Note the yahoo email address, no company website, poor spelling and grammar and unprofessional business language ("just honestly and trust", "Yours Faithfully,")
From: ALLEN FINANCIAL INVESTMENT [ ALLEN@ukonline.co.uk ]
Subject: LOAN OFFER AT 3% INTEREST RATE!
I am Mr. Chukuma Doller ,a representative of Allen Finance Investments,a certified loan organization that offers loan to individuals & co-operate bodies who need loan for small scale businesses,personal investments for just 3% interest rate.We give out local and international loans to people all over the world.We give out loans via online account transfer to what ever country you are in.Our organisation is not a bank and we do not require much documents but just honestly and trust.We deliver loan to our applicant within 24 hours of receiving your application form.If interested,Kindly Contact me vian email: firstname.lastname@example.org
FULL NAME,FULL CONTACT ADDRESS,OCCUPATION,HOME PHONE NUMBER, CELLPHONE NUMBER,MARITAL STATUS,SEX,BANK NAME,AGE,TOTAL INCOME, AMOUNT NEEDED AS LOAN,LOAN DURATION.
The scammer sends you an email or letter, or you respond to an advertisement on tv, radio, newspaper, magazine or online.

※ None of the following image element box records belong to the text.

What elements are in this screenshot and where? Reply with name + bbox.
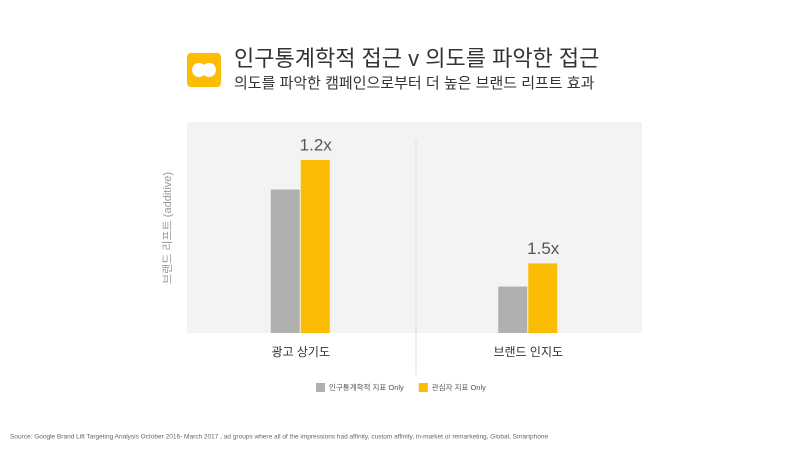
logo-circle [192, 63, 206, 77]
bar [498, 286, 528, 333]
bar [300, 159, 330, 333]
x-tick-label: 브랜드 인지도 [493, 345, 563, 359]
legend-swatch [316, 383, 325, 392]
chart-subtitle: 의도를 파악한 캠페인으로부터 더 높은 브랜드 리프트 효과 [234, 75, 595, 92]
legend-swatch [418, 383, 428, 392]
source-note: Source: Google Brand Lift Targeting Anal… [10, 434, 548, 441]
bar [528, 263, 558, 333]
legend-label: 관심자 지표 Only [432, 382, 486, 392]
x-tick-label: 광고 상기도 [271, 345, 330, 359]
bar-annotation: 1.5x [527, 239, 560, 258]
y-axis-label: 브랜드 리프트 (additive) [161, 172, 174, 284]
plot-background [187, 122, 642, 333]
legend-label: 인구통계학적 지표 Only [329, 382, 404, 392]
chart-title: 인구통계학적 접근 v 의도를 파악한 접근 [234, 46, 599, 71]
bar-annotation: 1.2x [300, 135, 333, 154]
bar [270, 189, 300, 333]
logo-circle [202, 63, 216, 77]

The ad often uses the names of large, reputable and well-recognized lenders. To respond to the advertisement, victims are directed to call a "third-party consultant" who solicits application information including social security numbers. During this telephone call, the "loan" is always approved.

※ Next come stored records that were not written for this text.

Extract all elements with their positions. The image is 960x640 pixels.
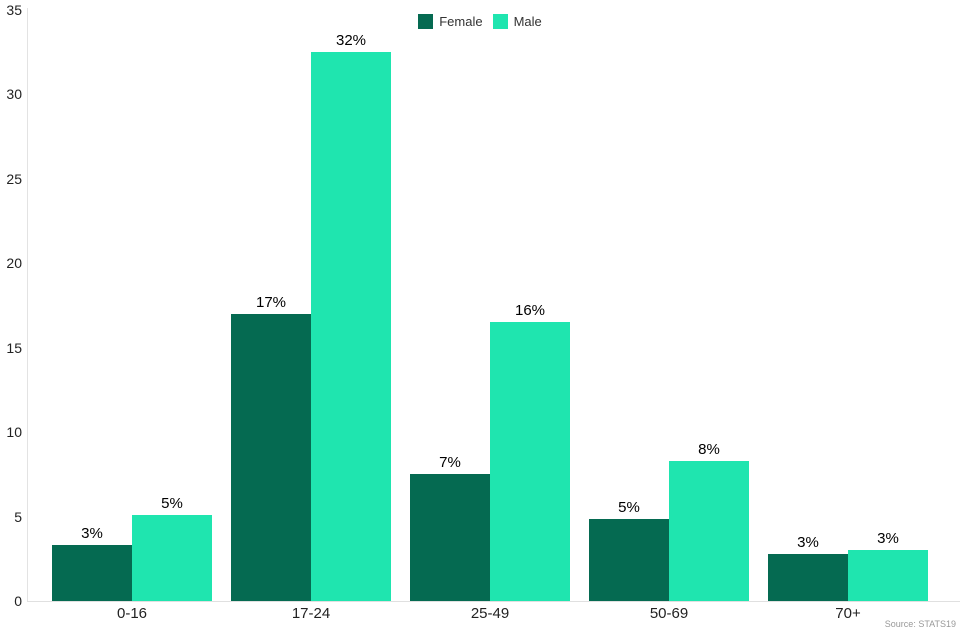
bar-value-label: 3%	[797, 533, 819, 551]
bar-value-label: 16%	[514, 302, 546, 320]
bar-value-label: 8%	[698, 440, 720, 458]
y-tick-label: 25	[6, 170, 22, 187]
bar-male-17-24[interactable]	[311, 52, 391, 601]
bar-female-17-24[interactable]	[231, 313, 311, 601]
bar-value-label: 5%	[161, 494, 183, 512]
x-category-label: 70+	[835, 605, 861, 622]
y-tick-label: 20	[6, 255, 22, 272]
bar-value-label: 5%	[618, 499, 640, 517]
y-tick-label: 35	[6, 2, 22, 18]
bar-male-50-69[interactable]	[669, 460, 749, 601]
legend: Female Male	[0, 14, 960, 29]
bar-value-label: 32%	[335, 32, 367, 50]
bar-male-25-49[interactable]	[490, 322, 570, 601]
source-credit: Source: STATS19	[884, 619, 956, 629]
x-category-label: 50-69	[649, 605, 689, 622]
x-category-label: 25-49	[470, 605, 510, 622]
y-tick-label: 30	[6, 86, 22, 103]
legend-swatch-male-icon	[492, 14, 508, 29]
bar-value-label: 3%	[877, 530, 899, 548]
y-tick-label: 0	[14, 593, 22, 609]
bar-female-50-69[interactable]	[589, 519, 669, 601]
bar-value-label: 7%	[439, 454, 461, 472]
x-category-label: 17-24	[291, 605, 331, 622]
legend-item-male[interactable]: Male	[492, 14, 542, 29]
y-axis-line	[27, 8, 28, 601]
bar-female-0-16[interactable]	[52, 545, 132, 601]
bar-female-70+[interactable]	[768, 553, 848, 601]
bar-female-25-49[interactable]	[410, 474, 490, 601]
legend-item-female[interactable]: Female	[418, 14, 483, 29]
y-tick-label: 15	[6, 339, 22, 356]
legend-label-female: Female	[439, 14, 483, 29]
legend-label-male: Male	[513, 14, 542, 29]
bar-value-label: 17%	[255, 293, 287, 311]
bar-male-70+[interactable]	[848, 550, 928, 601]
x-category-label: 0-16	[116, 605, 148, 622]
y-tick-label: 5	[14, 508, 22, 525]
bar-value-label: 3%	[81, 525, 103, 543]
legend-swatch-female-icon	[418, 14, 434, 29]
y-tick-label: 10	[6, 424, 22, 441]
bar-male-0-16[interactable]	[132, 514, 212, 601]
x-axis-line	[27, 601, 960, 602]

The "third-party consultant" then faxes a loan package to the victim, or directs the victim to a website to enter the information. The package includes a request for bank account information.
Finally, victims must wire a required advance payment or a deposit through Western Union or Money Gram to the consultant. The victim never obtains a loan, and the scammer disappears with the application fees and down payments.